Indirectement, il rappelle que le fleuve principal, le Mékong, et les lacs du
Cambodge sont pollués. Ainsi cette eau précieuse est-elle menacée. Mais ce
contexte est évoqué de manière subtile et indirecte. La dimension politique
est d’ailleurs plutôt en arrière-plan dans cette série. Dans une toile plus frontale
datant de 2020 - qui n’est pas présentée ici et appartient à la collection de la
Galerie Batia Sarem - Sok reprend ces motifs répétés de l’eau mais parsème
sa toile de déchets.
Bien que connectée aux questions environnementales, la série présentée ici
s’apparente davantage à une méditation esthétique. Sok mène une quête
spirituelle, la répétition du motif en all-over et la variation des toiles, toutes
composées selon un principe identique, indiquent la volonté de saisir quelque
chose qui s’échappe : est-ce le concept de l’eau que Sok veut dessiner ? Mais
l’eau fuit l’artiste et le spectateur.

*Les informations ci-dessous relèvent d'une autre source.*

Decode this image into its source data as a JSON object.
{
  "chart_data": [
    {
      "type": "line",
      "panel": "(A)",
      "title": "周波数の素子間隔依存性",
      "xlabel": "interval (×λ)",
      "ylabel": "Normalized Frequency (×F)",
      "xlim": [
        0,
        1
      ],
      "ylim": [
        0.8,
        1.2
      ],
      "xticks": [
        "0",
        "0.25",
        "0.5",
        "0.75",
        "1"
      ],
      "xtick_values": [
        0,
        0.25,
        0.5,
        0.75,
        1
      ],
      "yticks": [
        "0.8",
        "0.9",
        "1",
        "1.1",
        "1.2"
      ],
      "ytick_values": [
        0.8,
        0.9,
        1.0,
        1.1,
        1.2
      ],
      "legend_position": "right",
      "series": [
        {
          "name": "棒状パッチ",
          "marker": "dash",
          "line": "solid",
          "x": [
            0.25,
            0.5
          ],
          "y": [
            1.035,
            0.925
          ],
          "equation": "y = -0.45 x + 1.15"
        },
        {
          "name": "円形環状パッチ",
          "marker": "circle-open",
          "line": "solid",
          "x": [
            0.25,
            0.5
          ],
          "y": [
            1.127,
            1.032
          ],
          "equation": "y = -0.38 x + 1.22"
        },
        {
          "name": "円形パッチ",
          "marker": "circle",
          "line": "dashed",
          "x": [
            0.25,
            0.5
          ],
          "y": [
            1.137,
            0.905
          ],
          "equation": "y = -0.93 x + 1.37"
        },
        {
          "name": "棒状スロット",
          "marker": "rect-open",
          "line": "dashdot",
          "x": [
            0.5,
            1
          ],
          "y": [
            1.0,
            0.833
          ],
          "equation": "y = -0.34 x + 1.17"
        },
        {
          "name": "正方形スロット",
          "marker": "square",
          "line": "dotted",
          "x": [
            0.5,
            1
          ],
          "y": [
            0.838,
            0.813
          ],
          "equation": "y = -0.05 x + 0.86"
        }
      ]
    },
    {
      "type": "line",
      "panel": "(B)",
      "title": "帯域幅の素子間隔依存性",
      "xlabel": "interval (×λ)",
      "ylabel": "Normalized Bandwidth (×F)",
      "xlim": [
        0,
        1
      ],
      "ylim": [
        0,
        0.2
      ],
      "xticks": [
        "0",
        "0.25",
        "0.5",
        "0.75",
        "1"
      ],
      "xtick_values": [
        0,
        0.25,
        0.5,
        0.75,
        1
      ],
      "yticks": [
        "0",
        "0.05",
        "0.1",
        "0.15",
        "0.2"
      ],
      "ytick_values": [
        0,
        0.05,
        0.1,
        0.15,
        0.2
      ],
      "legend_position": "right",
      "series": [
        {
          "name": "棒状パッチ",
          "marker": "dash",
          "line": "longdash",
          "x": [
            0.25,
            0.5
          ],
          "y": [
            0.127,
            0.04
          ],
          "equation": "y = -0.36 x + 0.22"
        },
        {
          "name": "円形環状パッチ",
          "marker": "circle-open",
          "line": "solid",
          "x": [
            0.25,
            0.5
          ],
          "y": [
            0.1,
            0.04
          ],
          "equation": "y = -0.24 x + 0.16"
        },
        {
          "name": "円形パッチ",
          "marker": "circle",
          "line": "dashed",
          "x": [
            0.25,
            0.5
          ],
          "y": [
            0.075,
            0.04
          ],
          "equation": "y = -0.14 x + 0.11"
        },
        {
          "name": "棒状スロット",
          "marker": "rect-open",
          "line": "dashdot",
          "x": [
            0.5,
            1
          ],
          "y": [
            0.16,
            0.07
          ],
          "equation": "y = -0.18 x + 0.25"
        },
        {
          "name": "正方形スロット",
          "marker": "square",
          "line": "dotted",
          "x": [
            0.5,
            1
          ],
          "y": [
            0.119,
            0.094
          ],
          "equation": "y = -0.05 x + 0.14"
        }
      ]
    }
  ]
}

Elle semble, insaisissable, se déplacer de
toiles en toiles. Il n’est même pas sûr que ce soit bien elle qui se cache derrière
ces motifs identiques. Paradoxalement, cette volonté de synthèse, cette
recherche presque conceptuelle rend l’eau méconnaissable, en la réduisant à
un dessin géométrique qui est repris à l’infini.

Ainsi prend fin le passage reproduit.